Location: Paradise Divide Area
Date of Observation: 11/23/2019
Name: Evan Ross
Subject: Couple Old Natural Avalanches And Some Good Turns
Aspect: North, South, West
Avalanches: A few persistent slabs ran naturally on NE aspects during the 11/22 storm. One of these was large in size and could have buried a person. The others were smaller but dragged through plenty of rocks and trees.
Schuylkill Ridge, NE aspect at about 11,350ft. SS-N-R1-D2-O, SS-N-R1-D1.5-O
The NE facing Shield at 12,000ft on Scarps Ridge may also have had a slab avalanche or at least just some sluffing but I didn’t get a good view.
Weather: Beautiful sunny and clear day. The nearby Cinnamon Weather Station at 12,293 reordered North winds in the 5 to 10mph range. and a high temperature of 25F at that elevation.
Snowpack: The last round of northwest to north winds on 11/22 had previously transported much of the recent new snow on wind-exposed terrain features at both above and near treeline elevations. More protected terrain features had some wind stiffened snow on the surface or no wind effect at all.
The 11/22 storm dropped about 5-6″ of low-density new snow. The couple inches of new snow from the 11/21 storm felt like it had some moisture pulled out of it and had lost some of its soft slab feel compared to my observation on 11/21. No signs of instability were observed despite the very weak 11/20 interface we were traveling on. Maybe this was due to some of the moisture being pulled out of the 11/21 storm and a general soft over soft snowpack structure, or maybe the unstable pocket just wasn’t encountered. The public was also out in force getting some good turns on Northerly and Westerly facing terrain at near and above treeline elevations. From social media pictures, it doesn’t currently appear that anyone found any significant signs to current instability.
The new snow that has accumulated on southerly facing slopes was thick and moist by Saturday afternoon. This snow will probably melt on some slopes by Monday or form crusts down the ground or the 11/20 melt-freeze crust.

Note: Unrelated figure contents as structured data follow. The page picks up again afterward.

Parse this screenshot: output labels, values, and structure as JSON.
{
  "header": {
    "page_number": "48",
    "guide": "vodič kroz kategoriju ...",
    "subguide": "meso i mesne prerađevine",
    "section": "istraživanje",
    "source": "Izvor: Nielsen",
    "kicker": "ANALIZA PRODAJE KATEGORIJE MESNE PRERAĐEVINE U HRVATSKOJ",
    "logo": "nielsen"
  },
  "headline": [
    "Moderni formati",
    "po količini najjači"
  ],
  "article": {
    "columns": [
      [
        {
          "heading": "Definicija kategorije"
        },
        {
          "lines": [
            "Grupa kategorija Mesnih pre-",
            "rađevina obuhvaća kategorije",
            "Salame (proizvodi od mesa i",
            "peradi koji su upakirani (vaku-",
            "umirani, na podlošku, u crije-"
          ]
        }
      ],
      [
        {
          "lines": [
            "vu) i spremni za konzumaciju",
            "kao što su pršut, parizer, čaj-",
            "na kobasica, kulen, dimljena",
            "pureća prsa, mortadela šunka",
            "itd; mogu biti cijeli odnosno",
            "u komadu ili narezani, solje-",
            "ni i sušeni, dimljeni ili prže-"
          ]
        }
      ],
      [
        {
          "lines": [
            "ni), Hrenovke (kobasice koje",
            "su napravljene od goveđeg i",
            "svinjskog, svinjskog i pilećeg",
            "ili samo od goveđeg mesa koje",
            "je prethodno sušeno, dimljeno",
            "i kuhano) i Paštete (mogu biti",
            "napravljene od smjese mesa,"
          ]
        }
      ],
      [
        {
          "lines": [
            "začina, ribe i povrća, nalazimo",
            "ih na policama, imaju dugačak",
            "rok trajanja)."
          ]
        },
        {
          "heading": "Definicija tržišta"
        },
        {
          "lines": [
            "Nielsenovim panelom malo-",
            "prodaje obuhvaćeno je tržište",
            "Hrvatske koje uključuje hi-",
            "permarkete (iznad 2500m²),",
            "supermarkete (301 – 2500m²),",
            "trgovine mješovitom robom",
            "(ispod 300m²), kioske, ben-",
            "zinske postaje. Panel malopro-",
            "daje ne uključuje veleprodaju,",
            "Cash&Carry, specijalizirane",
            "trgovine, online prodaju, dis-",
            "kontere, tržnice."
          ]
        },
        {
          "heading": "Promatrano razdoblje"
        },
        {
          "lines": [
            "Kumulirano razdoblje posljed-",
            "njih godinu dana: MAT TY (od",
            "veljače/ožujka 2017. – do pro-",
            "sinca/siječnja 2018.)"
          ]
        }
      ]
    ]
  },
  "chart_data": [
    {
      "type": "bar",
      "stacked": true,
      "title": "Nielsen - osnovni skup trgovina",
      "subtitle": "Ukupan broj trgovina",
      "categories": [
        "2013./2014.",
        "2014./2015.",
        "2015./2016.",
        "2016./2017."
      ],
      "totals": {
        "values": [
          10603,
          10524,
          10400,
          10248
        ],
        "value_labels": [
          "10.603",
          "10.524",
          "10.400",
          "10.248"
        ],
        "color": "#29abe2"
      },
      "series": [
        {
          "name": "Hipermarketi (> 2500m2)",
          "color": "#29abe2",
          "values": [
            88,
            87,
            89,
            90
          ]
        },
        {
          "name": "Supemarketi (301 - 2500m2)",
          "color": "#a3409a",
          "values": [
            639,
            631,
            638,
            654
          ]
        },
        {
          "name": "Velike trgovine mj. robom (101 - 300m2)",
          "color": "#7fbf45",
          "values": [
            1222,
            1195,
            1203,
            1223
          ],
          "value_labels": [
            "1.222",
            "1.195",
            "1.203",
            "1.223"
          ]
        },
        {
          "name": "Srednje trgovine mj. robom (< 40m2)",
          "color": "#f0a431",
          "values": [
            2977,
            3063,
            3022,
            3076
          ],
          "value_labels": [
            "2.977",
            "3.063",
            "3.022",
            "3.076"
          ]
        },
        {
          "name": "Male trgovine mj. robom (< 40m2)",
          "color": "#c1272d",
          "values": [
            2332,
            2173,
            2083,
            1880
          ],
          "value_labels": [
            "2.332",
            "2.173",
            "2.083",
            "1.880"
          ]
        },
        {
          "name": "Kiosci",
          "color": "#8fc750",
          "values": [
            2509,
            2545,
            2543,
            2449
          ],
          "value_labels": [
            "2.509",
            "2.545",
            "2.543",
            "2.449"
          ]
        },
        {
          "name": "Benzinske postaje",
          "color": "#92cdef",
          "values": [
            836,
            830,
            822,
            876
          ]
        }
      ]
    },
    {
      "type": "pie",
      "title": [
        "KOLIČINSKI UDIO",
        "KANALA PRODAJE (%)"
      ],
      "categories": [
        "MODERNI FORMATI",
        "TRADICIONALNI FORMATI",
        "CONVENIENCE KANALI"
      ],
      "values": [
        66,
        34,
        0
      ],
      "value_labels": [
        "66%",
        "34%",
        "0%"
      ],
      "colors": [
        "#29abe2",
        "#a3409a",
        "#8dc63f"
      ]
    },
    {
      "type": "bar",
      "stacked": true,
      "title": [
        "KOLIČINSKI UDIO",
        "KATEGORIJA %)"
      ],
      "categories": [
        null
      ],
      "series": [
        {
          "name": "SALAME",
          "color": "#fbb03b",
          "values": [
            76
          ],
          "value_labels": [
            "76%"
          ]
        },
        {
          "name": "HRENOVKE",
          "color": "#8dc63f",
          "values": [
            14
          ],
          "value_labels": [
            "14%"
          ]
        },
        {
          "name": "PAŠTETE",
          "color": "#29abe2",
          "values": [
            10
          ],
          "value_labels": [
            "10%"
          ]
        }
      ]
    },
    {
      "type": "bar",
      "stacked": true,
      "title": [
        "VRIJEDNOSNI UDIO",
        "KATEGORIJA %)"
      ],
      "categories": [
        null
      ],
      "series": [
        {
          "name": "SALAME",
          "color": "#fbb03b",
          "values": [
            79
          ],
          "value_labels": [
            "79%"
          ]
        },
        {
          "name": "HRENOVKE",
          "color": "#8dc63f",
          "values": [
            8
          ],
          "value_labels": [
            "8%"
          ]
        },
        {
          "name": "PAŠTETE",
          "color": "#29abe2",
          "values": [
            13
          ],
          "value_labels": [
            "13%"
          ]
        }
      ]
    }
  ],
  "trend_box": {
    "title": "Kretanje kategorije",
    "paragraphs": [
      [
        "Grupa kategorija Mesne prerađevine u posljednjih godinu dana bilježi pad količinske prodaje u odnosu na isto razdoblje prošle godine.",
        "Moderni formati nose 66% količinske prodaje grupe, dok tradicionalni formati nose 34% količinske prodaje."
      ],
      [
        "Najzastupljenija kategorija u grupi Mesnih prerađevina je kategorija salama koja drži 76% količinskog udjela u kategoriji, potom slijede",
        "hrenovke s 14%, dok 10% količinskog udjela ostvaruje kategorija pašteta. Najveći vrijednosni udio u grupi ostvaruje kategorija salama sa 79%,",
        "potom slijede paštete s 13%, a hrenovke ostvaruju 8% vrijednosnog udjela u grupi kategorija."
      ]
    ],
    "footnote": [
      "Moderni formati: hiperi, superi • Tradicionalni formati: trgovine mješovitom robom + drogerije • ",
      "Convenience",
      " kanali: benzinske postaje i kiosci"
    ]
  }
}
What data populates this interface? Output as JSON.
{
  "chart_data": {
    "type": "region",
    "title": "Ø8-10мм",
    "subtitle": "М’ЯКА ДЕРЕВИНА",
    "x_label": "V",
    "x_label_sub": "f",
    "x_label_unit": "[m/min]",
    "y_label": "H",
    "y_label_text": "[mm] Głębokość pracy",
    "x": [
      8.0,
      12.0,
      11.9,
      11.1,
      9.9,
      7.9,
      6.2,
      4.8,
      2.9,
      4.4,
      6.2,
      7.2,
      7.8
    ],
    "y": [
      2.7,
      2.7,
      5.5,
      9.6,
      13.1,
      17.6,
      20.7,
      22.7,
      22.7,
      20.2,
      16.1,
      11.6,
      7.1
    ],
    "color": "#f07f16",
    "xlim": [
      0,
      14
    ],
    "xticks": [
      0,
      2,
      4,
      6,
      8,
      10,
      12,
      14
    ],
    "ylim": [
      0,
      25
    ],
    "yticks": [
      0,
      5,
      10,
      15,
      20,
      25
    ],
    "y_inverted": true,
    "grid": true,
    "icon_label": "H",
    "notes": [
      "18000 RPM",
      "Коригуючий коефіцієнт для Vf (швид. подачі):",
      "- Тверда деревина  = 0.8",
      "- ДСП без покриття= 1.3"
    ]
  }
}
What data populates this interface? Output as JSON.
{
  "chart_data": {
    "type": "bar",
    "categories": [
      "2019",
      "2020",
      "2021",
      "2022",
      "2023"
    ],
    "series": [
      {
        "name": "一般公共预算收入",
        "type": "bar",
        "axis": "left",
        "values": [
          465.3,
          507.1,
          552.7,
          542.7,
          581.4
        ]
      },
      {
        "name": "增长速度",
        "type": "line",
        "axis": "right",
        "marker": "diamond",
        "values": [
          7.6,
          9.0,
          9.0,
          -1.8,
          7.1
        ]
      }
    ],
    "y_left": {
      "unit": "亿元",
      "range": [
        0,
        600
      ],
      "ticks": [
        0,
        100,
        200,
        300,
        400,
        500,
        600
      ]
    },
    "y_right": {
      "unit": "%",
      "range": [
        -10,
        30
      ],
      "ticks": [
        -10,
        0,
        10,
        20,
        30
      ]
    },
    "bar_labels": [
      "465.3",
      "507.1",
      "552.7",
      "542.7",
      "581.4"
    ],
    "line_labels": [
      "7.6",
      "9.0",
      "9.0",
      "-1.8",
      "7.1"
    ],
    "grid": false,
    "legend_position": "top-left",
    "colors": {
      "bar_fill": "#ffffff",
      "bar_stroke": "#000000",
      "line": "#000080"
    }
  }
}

While we may not have seen signs of instability today, the snowpack is ripe for unstable conditions once we start seeing a load applied or slabs forming. As noted in previous observations, the 11/20 interface is particularly weak where it was protected from past wind events and the sun. This weak interface can be found on shaded terrain features and/or NW to N to E aspects. Northerly to Easterly aspects above 11,300ft are probably the best bullseye.